Provider, payer systems lag consumers’ desire for digital payments

As patients’ out-of-pocket shares soar, they’re looking for technology to help understand bills and facilitate payments.


As consumers take on more responsibility for their healthcare bills and expect on-demand services from mobile devices, providers and payers need to up their game.

Consumer experience with healthcare organizations will extend to how they pay for services and the ease with which they handle growing financial responsibilities with a variety of healthcare organizations, according to results of a survey recently released by InstaMed, a company that facilitates medical billing and payments.

The growing trends were highlighted in InstaMed’s ninth annual report on Trends in Healthcare Payments, which highlights survey results from its analysis of surveys of consumers, payers and providers, as well as folding in other research and data from other industry sources.

There’s a disconnect for consumers, who want and expect more electronic convenience in paying bills, preferring both digital billing and smartphone or web-based approaches to paying bills. And it matters, because consumer payment responsibility now reaches $365 billion, in terms of out-of-pocket spending for medical care.

However, the vast majority of consumers still get bills on paper, and such approaches lead to avoidable billing costs—it’s also an indirect cause of protracted payments from consumers, InstaMed’s survey results assert.

Part of the reason for slow payments includes the opacity of billing correspondence, says Chris Seib, the company’s chief technology officer and co-founder, who reviewed the findings at InstaMed’s recent Healthcare Payments Summit last month in Philadelphia.

For example, 70 percent of consumers are confused by medical bills, while a similar percentage—71 percent, to be exact, are confounded by insurers’ explanations of benefits, Seib says. And consumers, many of whom are stretched thin financially, typically struggle to manage healthcare expenses. Some 61 percent say they’ve received a bill for more than expected; 50 percent of consumers received an unexpected bill; and 24 percent of consumers had accounts sent to collection services. Other industry surveys indicate that 56 percent of consumers would not be able to pay large medical bills.
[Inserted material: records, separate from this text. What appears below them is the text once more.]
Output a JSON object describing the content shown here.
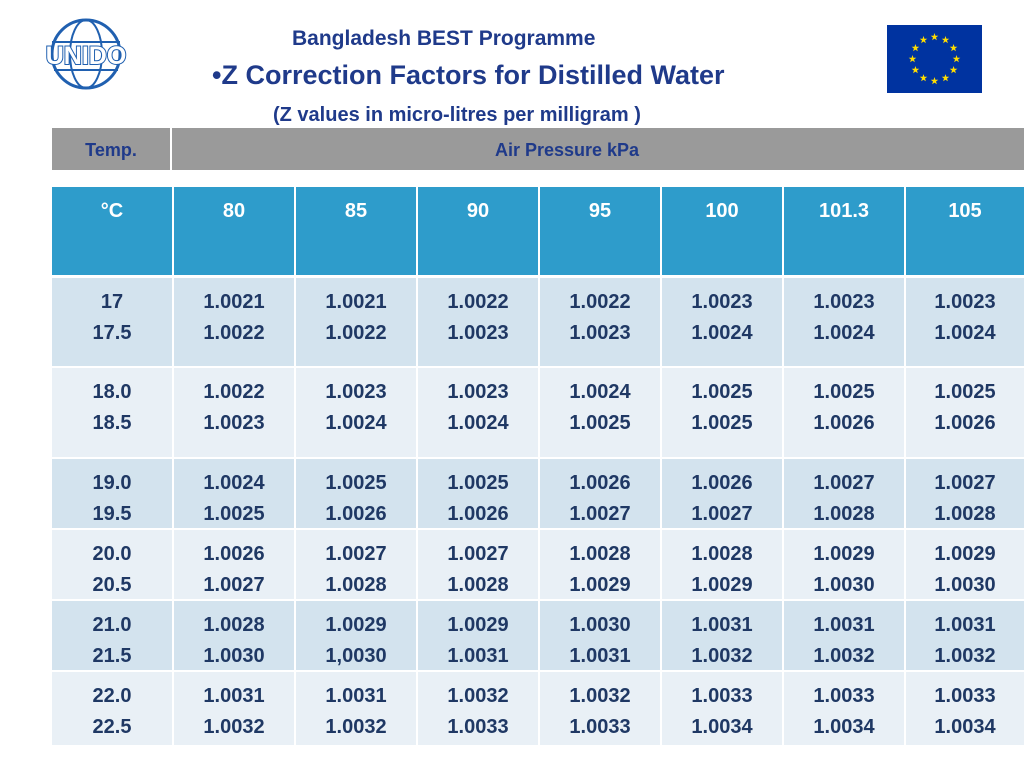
{
  "header": {
    "programme": "Bangladesh BEST Programme",
    "title": "•Z Correction Factors for Distilled Water",
    "subtitle": "(Z values in micro-litres  per milligram )",
    "logo_text": "UNIDO"
  },
  "bar": {
    "left": "Temp.",
    "right": "Air Pressure  kPa"
  },
  "table": {
    "header": [
      "°C",
      "80",
      "85",
      "90",
      "95",
      "100",
      "101.3",
      "105"
    ],
    "rows": [
      [
        [
          "17",
          "17.5"
        ],
        [
          "1.0021",
          "1.0022"
        ],
        [
          "1.0021",
          "1.0022"
        ],
        [
          "1.0022",
          "1.0023"
        ],
        [
          "1.0022",
          "1.0023"
        ],
        [
          "1.0023",
          "1.0024"
        ],
        [
          "1.0023",
          "1.0024"
        ],
        [
          "1.0023",
          "1.0024"
        ]
      ],
      [
        [
          "18.0",
          "18.5"
        ],
        [
          "1.0022",
          "1.0023"
        ],
        [
          "1.0023",
          "1.0024"
        ],
        [
          "1.0023",
          "1.0024"
        ],
        [
          "1.0024",
          "1.0025"
        ],
        [
          "1.0025",
          "1.0025"
        ],
        [
          "1.0025",
          "1.0026"
        ],
        [
          "1.0025",
          "1.0026"
        ]
      ],
      [
        [
          "19.0",
          "19.5"
        ],
        [
          "1.0024",
          "1.0025"
        ],
        [
          "1.0025",
          "1.0026"
        ],
        [
          "1.0025",
          "1.0026"
        ],
        [
          "1.0026",
          "1.0027"
        ],
        [
          "1.0026",
          "1.0027"
        ],
        [
          "1.0027",
          "1.0028"
        ],
        [
          "1.0027",
          "1.0028"
        ]
      ],
      [
        [
          "20.0",
          "20.5"
        ],
        [
          "1.0026",
          "1.0027"
        ],
        [
          "1.0027",
          "1.0028"
        ],
        [
          "1.0027",
          "1.0028"
        ],
        [
          "1.0028",
          "1.0029"
        ],
        [
          "1.0028",
          "1.0029"
        ],
        [
          "1.0029",
          "1.0030"
        ],
        [
          "1.0029",
          "1.0030"
        ]
      ],
      [
        [
          "21.0",
          "21.5"
        ],
        [
          "1.0028",
          "1.0030"
        ],
        [
          "1.0029",
          "1,0030"
        ],
        [
          "1.0029",
          "1.0031"
        ],
        [
          "1.0030",
          "1.0031"
        ],
        [
          "1.0031",
          "1.0032"
        ],
        [
          "1.0031",
          "1.0032"
        ],
        [
          "1.0031",
          "1.0032"
        ]
      ],
      [
        [
          "22.0",
          "22.5"
        ],
        [
          "1.0031",
          "1.0032"
        ],
        [
          "1.0031",
          "1.0032"
        ],
        [
          "1.0032",
          "1.0033"
        ],
        [
          "1.0032",
          "1.0033"
        ],
        [
          "1.0033",
          "1.0034"
        ],
        [
          "1.0033",
          "1.0034"
        ],
        [
          "1.0033",
          "1.0034"
        ]
      ]
    ]
  }
}
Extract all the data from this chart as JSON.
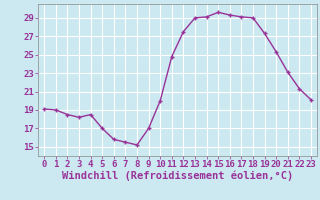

Their ability to settle bills also is complicated by not knowing what medical services will cost them out-of-pocket. Some 88 percent of consumers say they want to know their payment responsibility upfront; similarly, 81 percent of consumers say they want either payers or providers to give them an online estimation tool to get a grasp on costs before heading in for treatment.

Consumers will drive providers and payers to offer more electronic capabilities, Seib believes. Only 17 percent of consumers receive their bills electronically, but 71 percent of them would enroll in a program to receive electronic statements from payers or providers. Online payment capabilities are getting more traction from consumers as well—from 2015 to 2018, there’s been a 88 percent increase in payments through a health plan’s website and a 121 percent increase in payments through an online portal.

In fact, 86 percent of consumers are clamoring to make all of their healthcare payments in one place, with the vast majority of those saying they would make all provider payments through a payer’s website, if possible—that percentage rose to 88 percent of consumers in 2018, up 23 percentage points in only one year.

Enabling consumers to set automatic payments to break large healthcare bills into manageable chunks is a relatively untapped approach for facilitating consumer payment, survey results indicate. “Automatic payments allow consumers to essentially ‘set it and forget it,’ when it comes to healthcare payments,” he says. “This is critical for payments that consumers can financially pay but add some level of inconvenience to the consumer.”

Provider collection processes have been slow to adapt to rising consumer responsibility, the InstaMed survey results show. Balky payments are still the rule—71 percent of providers say it takes more than a month to collect any payments, and 81 percent of providers can’t collect $1,000 in 30 days.

And paper is still the primary mode for handling billing, respondents noted—90 percent of providers use paper and manual processes for payment collections. Along the same line, 71 percent of providers don’t offer electronic statements, and 61 percent don’t give consumers the option of automatic payments.

Margin-challenged providers also could reap financial benefits by moving to electronic transactions; a practice could save more than $15 and almost 40 minutes on average for a single medical claim by using all seven HIPAA-standardized electronic transactions designed for billing, industry studies suggest.

While payers are more likely to offer electronic information to consumers, they still lag behind consumer preferences. For example, 72 percent of consumers want electronic statements for premiums, but 42 percent of consumers can’t get electronic statements from their health plans.

Both payers and providers thus still have a long way to go to meet consumer expectations for on-demand healthcare and the technology that supports their increasing responsibility to pay for it, Seib says.